1976 The Salsoul Orchestra – Tangerine
Victor Schertzinger composed the music and Johnny Mercer wrote the lyrics for the song Tangerine in 1941.
The 1942 film The Fleet’s In contained a version of the song performed by the Jimmy Dorsey Orchestra with Helen O’Connell and Bob Eberly singing the vocals. The single that was released from the film spent six weeks at the top of the charts.
Numerous musicians created jazz arrangements for the song over the next few decades.
Kenneth Gamble and Leon Huff founded the Philadelphia International Records label in 1971. They hired a group of studio musicians as a house band that played backup music for the recordings the studio did. They called the group MFSB, and they even had success on their own with their recording of the Soul Train theme song. Vincent Montana played vibes in that group. Over time, many of the musicians became dissatisfied with the financial arrangements they had with the company.
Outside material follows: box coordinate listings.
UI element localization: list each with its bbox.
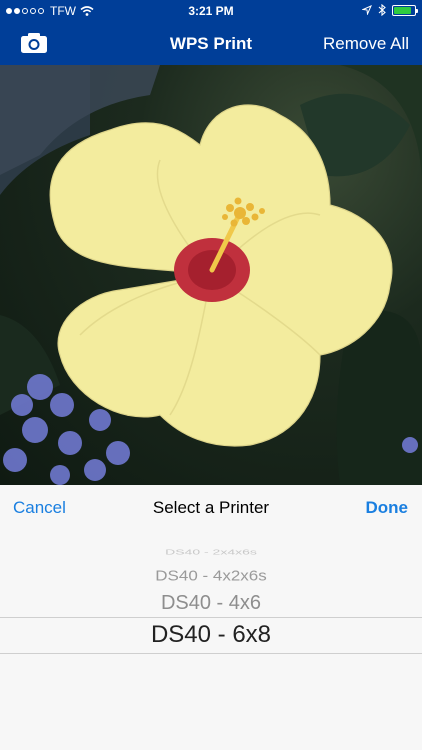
- photo-preview[interactable]: [0, 65, 422, 485]
- location-icon: [362, 5, 372, 15]
- bluetooth-icon: [378, 4, 386, 16]
- battery-fill: [394, 6, 411, 14]
- printer-picker-panel: Cancel Select a Printer Done DS40 - 2x4x…: [0, 485, 422, 750]
- picker-option[interactable]: DS40 - 4x2x6s: [0, 568, 422, 585]
- selection-divider: [0, 617, 422, 618]
- status-time: 3:21 PM: [188, 4, 234, 18]
- picker-toolbar: Cancel Select a Printer Done: [0, 485, 422, 529]
- flower-photo: [0, 65, 422, 485]
- status-bar: TFW 3:21 PM: [0, 0, 422, 22]
- done-button[interactable]: Done: [366, 498, 409, 518]
- picker-option-selected[interactable]: DS40 - 6x8: [0, 621, 422, 649]
- navigation-bar: WPS Print Remove All: [0, 22, 422, 65]
- printer-picker-wheel[interactable]: DS40 - 2x4x6s DS40 - 4x2x6s DS40 - 4x6 D…: [0, 529, 422, 750]
- battery-cap: [416, 8, 418, 13]
- picker-option[interactable]: DS40 - 4x6: [0, 592, 422, 615]
- remove-all-button[interactable]: Remove All: [323, 34, 409, 54]
- picker-option[interactable]: DS40 - 2x4x6s: [0, 548, 422, 557]
- selection-divider: [0, 653, 422, 654]
- battery-icon: [392, 4, 418, 16]
- status-right: [362, 4, 418, 16]
- picker-title: Select a Printer: [152, 498, 270, 517]
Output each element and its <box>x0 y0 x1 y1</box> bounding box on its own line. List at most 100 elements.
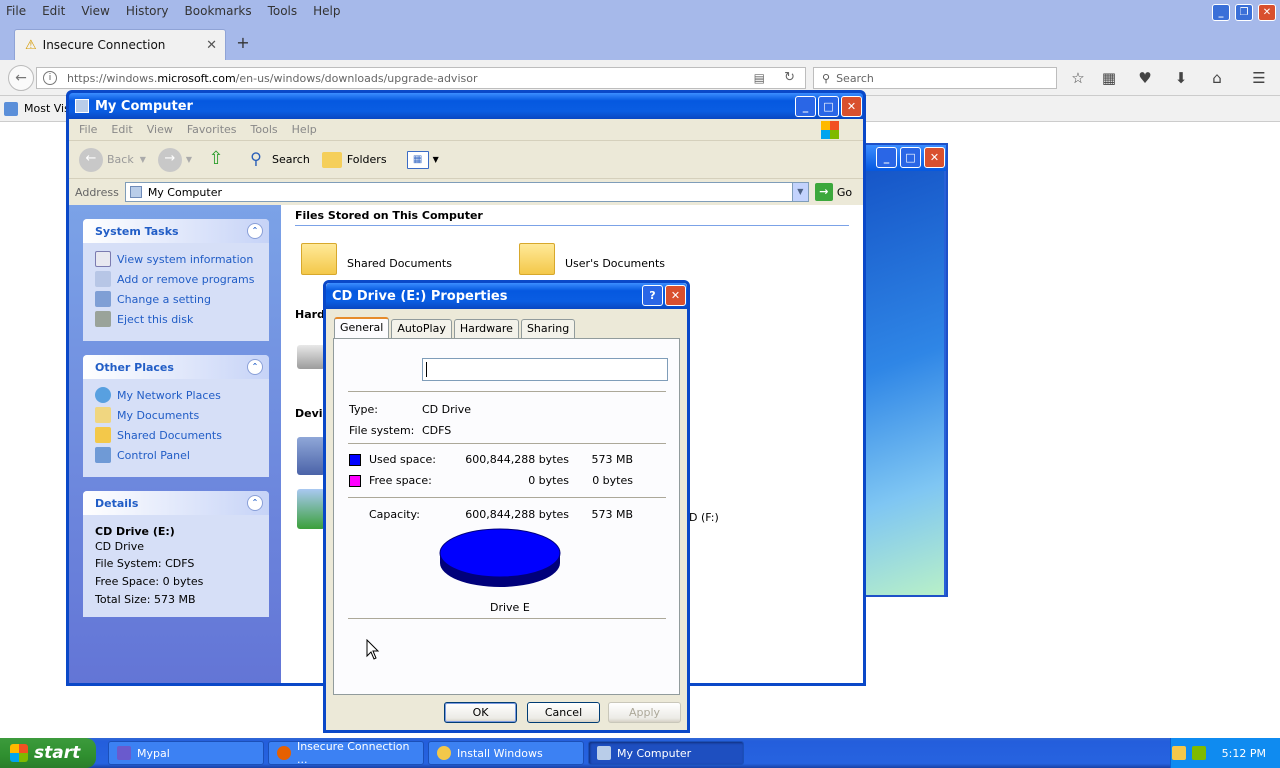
menu-help[interactable]: Help <box>313 4 340 18</box>
collapse-chevron-icon[interactable]: ⌃ <box>247 223 263 239</box>
close-icon[interactable]: ✕ <box>924 147 945 168</box>
tab-autoplay[interactable]: AutoPlay <box>391 319 452 339</box>
used-space-swatch <box>349 454 361 466</box>
taskbar-button-my-computer[interactable]: My Computer <box>588 741 744 765</box>
hamburger-menu-icon[interactable]: ☰ <box>1248 68 1270 88</box>
taskbar-label: Install Windows <box>457 746 543 760</box>
back-button[interactable]: ← Back ▼ <box>79 147 146 172</box>
taskbar-button-mypal[interactable]: Mypal <box>108 741 264 765</box>
bookmark-star-icon[interactable]: ☆ <box>1067 68 1089 88</box>
search-button[interactable]: ⚲ Search <box>244 148 310 172</box>
taskbar-button-install-windows[interactable]: Install Windows <box>428 741 584 765</box>
place-network-places[interactable]: My Network Places <box>95 385 269 405</box>
my-computer-titlebar[interactable]: My Computer <box>69 93 863 119</box>
search-box[interactable]: ⚲ Search <box>813 67 1057 89</box>
menu-view[interactable]: View <box>147 123 173 136</box>
forward-button[interactable]: → ▼ <box>157 147 193 172</box>
free-space-mb: 0 bytes <box>592 474 633 487</box>
tab-close-icon[interactable]: ✕ <box>206 38 217 53</box>
network-places-icon <box>95 387 111 403</box>
download-icon[interactable]: ⬇ <box>1170 68 1192 88</box>
menu-history[interactable]: History <box>126 4 169 18</box>
dialog-titlebar[interactable]: CD Drive (E:) Properties <box>326 283 687 309</box>
minimize-icon[interactable]: _ <box>795 96 816 117</box>
collapse-chevron-icon[interactable]: ⌃ <box>247 359 263 375</box>
minimize-icon[interactable]: _ <box>876 147 897 168</box>
tray-network-icon[interactable] <box>1191 746 1206 760</box>
close-icon[interactable]: ✕ <box>841 96 862 117</box>
tab-hardware[interactable]: Hardware <box>453 319 519 339</box>
type-value: CD Drive <box>422 403 471 416</box>
tab-sharing[interactable]: Sharing <box>520 319 576 339</box>
drive-f-label[interactable]: D (F:) <box>689 511 719 524</box>
maximize-icon[interactable]: □ <box>818 96 839 117</box>
task-view-system-information[interactable]: View system information <box>95 249 269 269</box>
taskbar-button-insecure-connection[interactable]: Insecure Connection ... <box>268 740 424 766</box>
background-window[interactable]: _ □ ✕ <box>862 143 948 597</box>
tab-insecure-connection[interactable]: ⚠ Insecure Connection ✕ <box>14 29 226 60</box>
close-icon[interactable]: ✕ <box>1258 4 1276 21</box>
tab-general[interactable]: General <box>334 317 390 339</box>
library-icon[interactable]: ▦ <box>1098 68 1120 88</box>
clock[interactable]: 5:12 PM <box>1222 747 1266 760</box>
menu-edit[interactable]: Edit <box>111 123 132 136</box>
go-button[interactable]: → Go <box>814 183 852 201</box>
reader-view-icon[interactable]: ▤ <box>754 71 765 85</box>
info-icon[interactable]: i <box>43 71 57 85</box>
menu-file[interactable]: File <box>79 123 97 136</box>
maximize-icon[interactable]: □ <box>900 147 921 168</box>
chevron-down-icon[interactable]: ▼ <box>791 183 808 201</box>
reload-icon[interactable]: ↻ <box>784 70 795 85</box>
chevron-down-icon: ▼ <box>185 155 193 164</box>
other-places-panel: Other Places ⌃ My Network Places My Docum… <box>83 355 269 477</box>
apply-button[interactable]: Apply <box>608 702 681 723</box>
url-bar[interactable]: i https://windows. microsoft.com/en-us/wi… <box>36 67 806 89</box>
menu-edit[interactable]: Edit <box>42 4 65 18</box>
up-folder-button[interactable]: ⇧ <box>204 148 232 172</box>
menu-file[interactable]: File <box>6 4 26 18</box>
home-icon[interactable]: ⌂ <box>1206 68 1228 88</box>
taskbar-label: Mypal <box>137 746 170 760</box>
shared-documents-label[interactable]: Shared Documents <box>347 257 452 270</box>
place-shared-documents[interactable]: Shared Documents <box>95 425 269 445</box>
cd-drive-icon[interactable] <box>297 489 325 529</box>
help-icon[interactable]: ? <box>642 285 663 306</box>
panel-title: System Tasks <box>95 224 179 238</box>
folder-icon[interactable] <box>301 243 337 275</box>
start-button[interactable]: start <box>0 738 96 768</box>
menu-tools[interactable]: Tools <box>268 4 298 18</box>
collapse-chevron-icon[interactable]: ⌃ <box>247 495 263 511</box>
drive-label-input[interactable] <box>422 358 668 381</box>
new-tab-button[interactable]: + <box>234 33 252 53</box>
users-documents-label[interactable]: User's Documents <box>565 257 665 270</box>
folder-icon[interactable] <box>519 243 555 275</box>
system-tasks-header[interactable]: System Tasks ⌃ <box>83 219 269 243</box>
task-eject-disk[interactable]: Eject this disk <box>95 309 269 329</box>
other-places-header[interactable]: Other Places ⌃ <box>83 355 269 379</box>
address-input[interactable]: My Computer ▼ <box>124 182 809 202</box>
floppy-drive-icon[interactable] <box>297 437 325 475</box>
menu-view[interactable]: View <box>81 4 109 18</box>
restore-icon[interactable]: ❐ <box>1235 4 1253 21</box>
details-header[interactable]: Details ⌃ <box>83 491 269 515</box>
back-button[interactable]: ← <box>8 65 34 91</box>
folders-button[interactable]: Folders <box>321 151 387 168</box>
views-button[interactable]: ▦ ▼ <box>406 150 439 169</box>
ok-button[interactable]: OK <box>444 702 517 723</box>
minimize-icon[interactable]: _ <box>1212 4 1230 21</box>
menu-tools[interactable]: Tools <box>251 123 278 136</box>
capacity-bytes: 600,844,288 bytes <box>465 508 569 521</box>
menu-bookmarks[interactable]: Bookmarks <box>185 4 252 18</box>
task-add-remove-programs[interactable]: Add or remove programs <box>95 269 269 289</box>
place-control-panel[interactable]: Control Panel <box>95 445 269 465</box>
hard-drive-icon[interactable] <box>297 345 325 369</box>
task-change-setting[interactable]: Change a setting <box>95 289 269 309</box>
place-my-documents[interactable]: My Documents <box>95 405 269 425</box>
menu-favorites[interactable]: Favorites <box>187 123 237 136</box>
close-icon[interactable]: ✕ <box>665 285 686 306</box>
windows-flag-icon <box>10 744 28 762</box>
pocket-icon[interactable]: ♥ <box>1134 68 1156 88</box>
menu-help[interactable]: Help <box>292 123 317 136</box>
tray-tools-icon[interactable] <box>1171 746 1186 760</box>
cancel-button[interactable]: Cancel <box>527 702 600 723</box>
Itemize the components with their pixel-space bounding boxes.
Brothers Joseph Cayre, Kenneth Cayre, and Stanley Cayre founded Salsoul Records in 1974. Their name came from their intention to merge salsa music soul music in new recordings. Vincent Montana took a group of former MFSB members and added more strings musicians and created the house band for Salsoul Records. The band was named The Salsoul Orchestra.
The new group’s first charting single became The Salsoul Hustle, which reached #76 on the Hot 100 and #44 on the R&B chart.
The label was fortunate enough to catch the disco wave that was sweeping the nation, and the group recorded an instrumental disco version of Tangerine as their follow-up single.
The record peaked at #18 on the Hot 100 and #36 on the R&B chart in 1976. More importantly, it reached #4 on the US Dance chart.
The band had two more top three singles on the dance chart in the next year and continued reaching that chart with additional singles through 1983.
Their last song to chart was (Ooh, I Love It) Love Break. That single was notable because Madonna’s single Vogue sampled the horns and strings from the recording! A lawsuit was filed as a result of the sampling, but the judge found in Madonna’s favor. He ruled the samples were an “insignificant” portion of the song that no reasonable audience could identify.